Blue Hill Books

 

Thursday March 28
7:00 at Blue Hill Public Library
Howard Room

5 Parker Point Road
Blue Hill, Maine 04614

 

Technology employing Artificial Intelligence systems needs to be wiser, not just more efficient and “smarter”. It must balance all the relevant values to make life more just, convivial, ecologically sustainable, and spiritually nourishing. This requires an expansion of the conceptions of rationality used in AI technology as well as in mainstream economics, politics, and ethics.
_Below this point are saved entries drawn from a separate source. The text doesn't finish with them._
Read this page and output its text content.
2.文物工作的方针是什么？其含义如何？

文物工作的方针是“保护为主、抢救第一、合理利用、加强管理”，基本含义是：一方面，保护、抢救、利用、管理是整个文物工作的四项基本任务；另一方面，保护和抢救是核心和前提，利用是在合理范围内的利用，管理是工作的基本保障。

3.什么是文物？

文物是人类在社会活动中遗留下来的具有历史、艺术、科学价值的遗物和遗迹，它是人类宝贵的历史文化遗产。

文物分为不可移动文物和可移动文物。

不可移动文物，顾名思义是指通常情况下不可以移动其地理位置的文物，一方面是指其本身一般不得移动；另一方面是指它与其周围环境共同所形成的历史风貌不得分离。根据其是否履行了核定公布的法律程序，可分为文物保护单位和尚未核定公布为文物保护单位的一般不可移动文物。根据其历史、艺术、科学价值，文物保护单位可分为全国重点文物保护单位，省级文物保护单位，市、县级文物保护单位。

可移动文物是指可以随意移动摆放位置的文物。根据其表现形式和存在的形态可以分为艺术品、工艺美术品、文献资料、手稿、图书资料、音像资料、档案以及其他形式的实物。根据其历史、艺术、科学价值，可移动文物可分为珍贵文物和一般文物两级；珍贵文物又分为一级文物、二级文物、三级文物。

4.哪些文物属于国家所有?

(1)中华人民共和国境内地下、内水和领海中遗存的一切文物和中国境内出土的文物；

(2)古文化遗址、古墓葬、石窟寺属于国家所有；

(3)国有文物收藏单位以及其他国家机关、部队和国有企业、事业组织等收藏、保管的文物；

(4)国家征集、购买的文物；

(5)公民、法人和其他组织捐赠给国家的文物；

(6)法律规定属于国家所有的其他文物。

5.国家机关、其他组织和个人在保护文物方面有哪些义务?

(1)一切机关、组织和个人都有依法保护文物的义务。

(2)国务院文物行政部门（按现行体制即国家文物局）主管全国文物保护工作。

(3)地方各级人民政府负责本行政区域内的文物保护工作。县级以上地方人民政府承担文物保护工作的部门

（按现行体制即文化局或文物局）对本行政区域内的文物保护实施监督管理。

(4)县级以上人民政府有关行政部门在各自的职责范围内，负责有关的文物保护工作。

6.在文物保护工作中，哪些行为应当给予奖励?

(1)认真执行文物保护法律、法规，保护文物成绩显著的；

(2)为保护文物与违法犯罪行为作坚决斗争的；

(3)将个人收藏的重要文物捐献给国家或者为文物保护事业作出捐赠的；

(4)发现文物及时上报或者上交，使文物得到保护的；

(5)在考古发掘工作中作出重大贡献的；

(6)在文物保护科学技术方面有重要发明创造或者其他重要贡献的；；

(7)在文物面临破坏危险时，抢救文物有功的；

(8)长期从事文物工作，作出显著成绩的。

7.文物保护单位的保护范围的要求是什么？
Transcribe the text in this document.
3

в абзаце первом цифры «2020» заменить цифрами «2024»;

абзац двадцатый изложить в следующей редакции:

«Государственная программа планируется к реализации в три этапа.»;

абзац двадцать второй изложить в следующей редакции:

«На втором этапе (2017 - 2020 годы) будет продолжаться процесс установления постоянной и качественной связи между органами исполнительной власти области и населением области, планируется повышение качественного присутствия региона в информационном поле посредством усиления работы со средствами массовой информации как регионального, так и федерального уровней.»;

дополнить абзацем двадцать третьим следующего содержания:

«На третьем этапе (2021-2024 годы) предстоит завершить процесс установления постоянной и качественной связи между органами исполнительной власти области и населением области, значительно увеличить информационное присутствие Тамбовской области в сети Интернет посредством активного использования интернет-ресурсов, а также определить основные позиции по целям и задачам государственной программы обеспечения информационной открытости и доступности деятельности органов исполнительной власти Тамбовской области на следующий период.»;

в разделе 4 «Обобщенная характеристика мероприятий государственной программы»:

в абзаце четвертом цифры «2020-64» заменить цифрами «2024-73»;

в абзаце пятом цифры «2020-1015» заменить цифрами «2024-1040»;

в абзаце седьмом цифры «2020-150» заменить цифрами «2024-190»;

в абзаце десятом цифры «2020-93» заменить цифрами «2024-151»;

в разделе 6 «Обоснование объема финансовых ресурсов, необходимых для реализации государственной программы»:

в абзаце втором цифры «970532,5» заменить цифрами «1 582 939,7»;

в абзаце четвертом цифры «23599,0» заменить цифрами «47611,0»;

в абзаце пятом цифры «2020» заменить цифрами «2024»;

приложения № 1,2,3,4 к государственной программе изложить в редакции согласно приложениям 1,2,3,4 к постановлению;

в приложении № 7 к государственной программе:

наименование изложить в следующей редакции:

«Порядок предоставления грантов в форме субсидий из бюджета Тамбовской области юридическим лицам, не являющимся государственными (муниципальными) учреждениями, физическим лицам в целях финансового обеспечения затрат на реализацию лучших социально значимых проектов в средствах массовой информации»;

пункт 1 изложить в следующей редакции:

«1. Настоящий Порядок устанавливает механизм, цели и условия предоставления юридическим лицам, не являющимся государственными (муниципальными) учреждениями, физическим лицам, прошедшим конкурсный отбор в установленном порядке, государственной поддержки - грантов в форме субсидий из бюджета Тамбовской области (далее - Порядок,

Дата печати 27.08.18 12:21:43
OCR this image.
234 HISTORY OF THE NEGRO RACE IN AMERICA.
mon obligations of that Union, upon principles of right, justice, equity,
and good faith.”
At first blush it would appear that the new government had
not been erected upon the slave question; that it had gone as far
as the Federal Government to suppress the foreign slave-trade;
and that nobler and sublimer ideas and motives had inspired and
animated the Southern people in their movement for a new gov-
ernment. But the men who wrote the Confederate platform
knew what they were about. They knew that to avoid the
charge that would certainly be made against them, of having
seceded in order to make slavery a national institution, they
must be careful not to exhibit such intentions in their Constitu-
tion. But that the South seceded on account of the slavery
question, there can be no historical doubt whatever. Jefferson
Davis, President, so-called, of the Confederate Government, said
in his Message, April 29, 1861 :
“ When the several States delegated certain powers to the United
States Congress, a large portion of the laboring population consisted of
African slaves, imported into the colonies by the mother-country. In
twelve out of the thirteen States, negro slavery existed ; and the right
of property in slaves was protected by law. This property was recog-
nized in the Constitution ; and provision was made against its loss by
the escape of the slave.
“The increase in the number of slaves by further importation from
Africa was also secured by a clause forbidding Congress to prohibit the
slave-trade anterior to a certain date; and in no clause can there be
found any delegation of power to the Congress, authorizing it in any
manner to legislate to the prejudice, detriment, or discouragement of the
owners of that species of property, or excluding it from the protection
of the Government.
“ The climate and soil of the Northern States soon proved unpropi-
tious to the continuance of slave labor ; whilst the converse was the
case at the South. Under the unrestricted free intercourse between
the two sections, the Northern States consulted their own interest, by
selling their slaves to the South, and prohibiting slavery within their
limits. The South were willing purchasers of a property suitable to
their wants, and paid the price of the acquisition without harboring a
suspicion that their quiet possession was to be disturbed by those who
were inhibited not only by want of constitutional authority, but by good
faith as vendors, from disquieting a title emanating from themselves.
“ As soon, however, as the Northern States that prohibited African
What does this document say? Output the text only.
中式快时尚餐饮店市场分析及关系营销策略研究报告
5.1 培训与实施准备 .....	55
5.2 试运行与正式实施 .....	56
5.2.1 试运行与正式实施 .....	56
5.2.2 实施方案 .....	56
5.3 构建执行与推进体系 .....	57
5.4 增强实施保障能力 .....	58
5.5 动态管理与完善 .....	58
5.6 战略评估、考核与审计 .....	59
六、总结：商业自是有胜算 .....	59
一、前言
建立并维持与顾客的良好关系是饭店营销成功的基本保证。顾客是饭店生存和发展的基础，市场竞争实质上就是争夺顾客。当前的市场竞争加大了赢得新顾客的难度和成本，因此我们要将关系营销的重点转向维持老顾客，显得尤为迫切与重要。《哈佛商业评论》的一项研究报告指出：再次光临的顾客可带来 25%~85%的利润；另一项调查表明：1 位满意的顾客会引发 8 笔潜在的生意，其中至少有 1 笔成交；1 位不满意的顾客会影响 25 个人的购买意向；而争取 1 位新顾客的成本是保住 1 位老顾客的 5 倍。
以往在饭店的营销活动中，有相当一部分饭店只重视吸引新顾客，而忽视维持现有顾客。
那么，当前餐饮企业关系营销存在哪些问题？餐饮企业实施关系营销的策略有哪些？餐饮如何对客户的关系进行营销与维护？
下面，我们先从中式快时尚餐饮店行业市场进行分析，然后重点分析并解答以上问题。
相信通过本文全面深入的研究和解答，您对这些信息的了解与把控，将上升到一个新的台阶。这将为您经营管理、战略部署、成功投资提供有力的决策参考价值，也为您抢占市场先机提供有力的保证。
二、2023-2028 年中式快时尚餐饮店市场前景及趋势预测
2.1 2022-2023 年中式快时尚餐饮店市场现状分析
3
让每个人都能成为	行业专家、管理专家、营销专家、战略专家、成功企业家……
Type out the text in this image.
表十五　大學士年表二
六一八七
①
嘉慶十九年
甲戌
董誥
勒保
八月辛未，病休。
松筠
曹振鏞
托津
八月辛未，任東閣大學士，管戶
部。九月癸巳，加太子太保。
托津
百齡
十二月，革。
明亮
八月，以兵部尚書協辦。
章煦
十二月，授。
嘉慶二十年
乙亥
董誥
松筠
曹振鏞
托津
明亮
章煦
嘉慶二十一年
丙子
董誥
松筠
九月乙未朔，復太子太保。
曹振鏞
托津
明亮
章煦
This book describes the kind of dialogical rationality needed by drawing on contemporary research on conflict resolution and peacemaking including Quaker, Gandhian, Indigenous, and other traditions of collaborative reasoning and ethical choice. To respond effectively to threats from ecological collapse, climate change, wars of mutually assured destruction, and out of control technology, it offers systematically wiser ways to reason in our daily lives and collectively transform our dominant institutions.

 

This event is co-sponsored by Blue Hill Public Library.

 

Gray Cox teaches philosophy, peace studies, language learning, and artificial intelligence as part of the College of the Atlantic’s program in Human Ecology.  He has been long involved in the development of international studies and languages at COA and led a number of study abroad programs in Mexico and France. He has written a wide variety of papers and three books: The Ways of Peace: A Philosophy of Peace as Action (1986); The Will at the Crossroads: A Reconstruction of Kant’s Moral Philosophy (1983); A Quaker Approach to Research: Collaborative Practice and Communal Discernment (2014. A fourth, From a Smarter Planet to a Wiser Earth: Artificial Intelligence and Collaborative Wisdom will be published in 2022.  He is a long-term member of Acadia Friends Meeting and is also a co-founder and the current Clerk of the Quaker Institute for the Future.  QIF is a think tank that supports published research that is both informed by Quaker values like peace and ecological resilience and employs methods of spirit-led, communal discernment He is a singer/songwriter who plays guitar, bones, a little clarinet, and has done several albums of original music in English, Spanish, and French. His studies included a B.A. at Wesleyan University, in 1974, and an M. A. and Ph.D. in Philosophy, at Vanderbilt University, in 1981. He grew up in Bar Harbor, Maine.